Panelonderzoek naar kennis over zoönosen onder Brabanders: behoefte aan meer informatie
Kennis over zoönosen redelijk op orde
Bijna 70% van de panelleden komt weleens fysiek in contact met dieren. Naast het contact met huisdieren zoals honden of katten, heeft 6% dagelijks contact met pluimvee en 5% dagelijks contact met vogels. Bijna iedereen weet dat dieren ziektes kunnen overdragen aan mensen, en kent voorbeelden zoals de ziekte van Lyme, Q-koorts en hondsdolheid. Panelleden die in contact komen met dieren, kennen vaker verschillende zoönosen. De panelleden waren redelijk goed in het onderscheiden van feiten en fabels, al dacht meer dan de helft dat antibiotica kunnen voorkomen dat dieren mensen besmetten met een virus (wat niet zo is). De term ‘zoönose’ is minder bekend; 46% van de panelleden had hier nog niet eerder van gehoord.
Verbetering mogelijk in preventie
Ongeveer 1 op de 3 panelleden is bewust bezig om het verspreiden van zoönosen te voorkomen. Iets meer dan de helft van de panelleden wast consequent de handen met zeep na contact met dieren en vermijdt contact met zieke dieren. Bijna de helft van de panelleden maakt zich zorgen over zoönosen en ook bijna de helft zou er meer over willen weten e willen vooral meer informatie over wat ze zelf kunnen doen om besmetting te voorkomen en over hoe ze symptomen bij mens en dier kunnen herkennen. De meeste panelleden willen deze informatie ontvangen via een nieuwsbrief, website, de overheid of de GGD.

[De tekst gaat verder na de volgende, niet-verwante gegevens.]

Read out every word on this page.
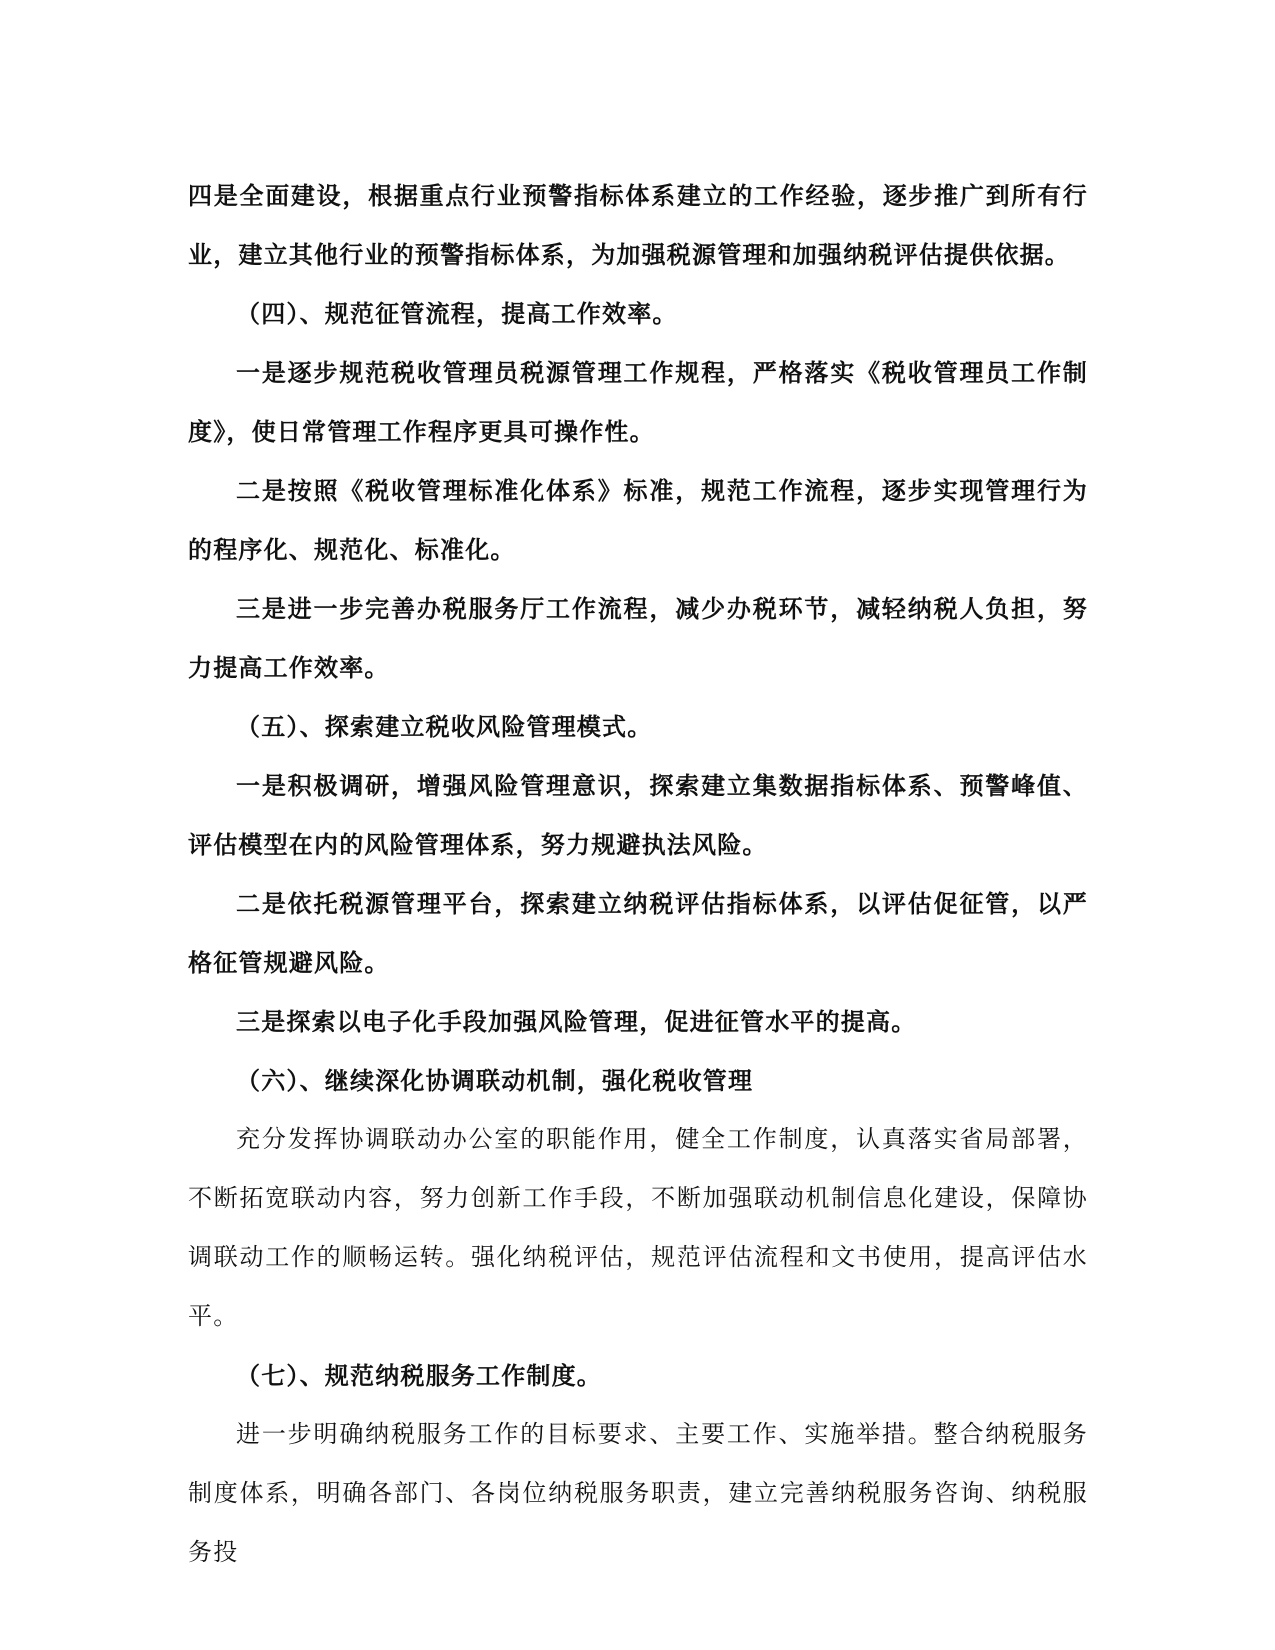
四是全面建设，根据重点行业预警指标体系建立的工作经验，逐步推广到所有行业，建立其他行业的预警指标体系，为加强税源管理和加强纳税评估提供依据。

（四）、规范征管流程，提高工作效率。

一是逐步规范税收管理员税源管理工作规程，严格落实《税收管理员工作制度》，使日常管理工作程序更具可操作性。

二是按照《税收管理标准化体系》标准，规范工作流程，逐步实现管理行为的程序化、规范化、标准化。

三是进一步完善办税服务厅工作流程，减少办税环节，减轻纳税人负担，努力提高工作效率。

（五）、探索建立税收风险管理模式。

一是积极调研，增强风险管理意识，探索建立集数据指标体系、预警峰值、评估模型在内的风险管理体系，努力规避执法风险。

二是依托税源管理平台，探索建立纳税评估指标体系，以评估促征管，以严格征管规避风险。

三是探索以电子化手段加强风险管理，促进征管水平的提高。

（六）、继续深化协调联动机制，强化税收管理

充分发挥协调联动办公室的职能作用，健全工作制度，认真落实省局部署，不断拓宽联动内容，努力创新工作手段，不断加强联动机制信息化建设，保障协调联动工作的顺畅运转。强化纳税评估，规范评估流程和文书使用，提高评估水平。

（七）、规范纳税服务工作制度。

进一步明确纳税服务工作的目标要求、主要工作、实施举措。整合纳税服务制度体系，明确各部门、各岗位纳税服务职责，建立完善纳税服务咨询、纳税服务投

De resultaten van dit onderzoek bieden mooie aanknopingspunten voor de Brabantse GGD’en om de kennis bij de inwoners van Brabant op het gebied van zoönose te vergroten.
Wil je meer lezen over dit onderwerp? De resultaten zijn samengevat in een infographic.
Let op: de resultaten van dit onderzoek zijn gebaseerd op een specifieke groep deelnemers, en zijn mogelijk niet representatief voor de gehele bevolking. Informatie over de leeftijds- en geslachtsverdeling staat in de infographic.